The way of giving design vitality is, rather than jogging along with the certainties of function, ergonomics and stripped down aesthetica, to go risky and push to the point of discomfort. After all you have to teleport yourself into newness so you might as well take it a stage further.. But it’s no use challenging a client with a cutting edge design unless you have had that inner dialogue. Gravitas comes via confidence, borne of preparation and meditative analysis infuses your argument with depth, gives your story a rich narrative. A visit to an unfashionable architect’s building, reading an obscure tract in Praise of Shadows, struggling with a dystopian novel, making a foray into an-edge-of-design topic like the role of mess or philosophy of maintenance or simply trying out practical ideas by trial and inconvenient error – all these mini journeys even frustrated ones count.
There is no substitute for depth and authenticity and that is achieved through a combination of curiosity, experience, courage and a wide band width of interest. Design more than some other professions is about the future. We need the gift of foresight because the physical world, unlike software and the world of media, hangs around a long time, is more expensive to change. How we will live in twenty years time? We need to suss out what social changes there will be. Will we be still living in houses with loads of small rooms for example? Are green issues going to change our use of space? Will changes in our behaviour be requiring separate kitchens? If not then we may no longer require architects, kitchen and interior designers but wholistic ‘interior architects’ who understand peoples emotional needs. This will this make many of us obselete.? Perhaps we might need ‘emotional’ designers who focus on human needs as much as practical ones? As is happens the science of happiness is now big news and will be available as a tool for designers through neuroscience.

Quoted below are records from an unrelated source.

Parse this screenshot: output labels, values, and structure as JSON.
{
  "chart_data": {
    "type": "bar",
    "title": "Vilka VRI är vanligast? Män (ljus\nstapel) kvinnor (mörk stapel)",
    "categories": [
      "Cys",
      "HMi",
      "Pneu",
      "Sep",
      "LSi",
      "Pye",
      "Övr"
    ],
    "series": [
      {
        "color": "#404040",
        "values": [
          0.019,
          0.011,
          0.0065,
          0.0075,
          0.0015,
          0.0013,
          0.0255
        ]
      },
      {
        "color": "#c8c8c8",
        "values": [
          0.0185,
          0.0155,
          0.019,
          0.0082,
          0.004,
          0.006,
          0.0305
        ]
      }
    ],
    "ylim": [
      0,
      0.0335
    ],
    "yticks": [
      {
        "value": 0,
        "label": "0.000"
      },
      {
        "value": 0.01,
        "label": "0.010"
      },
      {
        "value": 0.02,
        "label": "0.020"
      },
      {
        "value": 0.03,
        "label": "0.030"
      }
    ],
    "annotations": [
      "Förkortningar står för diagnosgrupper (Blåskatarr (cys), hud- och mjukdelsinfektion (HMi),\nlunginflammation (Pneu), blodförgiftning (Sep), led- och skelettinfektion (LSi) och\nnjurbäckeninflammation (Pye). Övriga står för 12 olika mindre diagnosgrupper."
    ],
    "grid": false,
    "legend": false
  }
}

So we need to go for inspiration to the fringes where writers, artists, scientists, futurists, psychologists and street wise graffiti merchants, independent thinkers and provacateurs live.. We should read not just design magazines but the New Scientist rather than design magazines, Resurgence (Green and philosophy) or books by dissidents, economists and political activists like No Logo, the text of Anti globalisation movement to Affluenza by Oliver James, the Alexander Technique by John Gray or Happiness by Richard Layard. I could go on. Take advantage of being in a profession that can justifiably investigate the savannah and the dark forests of civilisation to make the umbrella for life.. Summarise, link together, disseminate and put it to use when you draw up your next design project. Even if it only changes the colour scheme or adds a different shaped window seat you have brought your wisdom into play and society has gained from your awareness. Start that internal war now or perhaps I should call it dialogue.
Design is essentially applied thinking and not just solving the problems of measurement. It means not doing what everyone else is, challenging client’s expectations and having the skill to carryout your ideas. In this way life moves forwards, we have more fun and serve our clients better.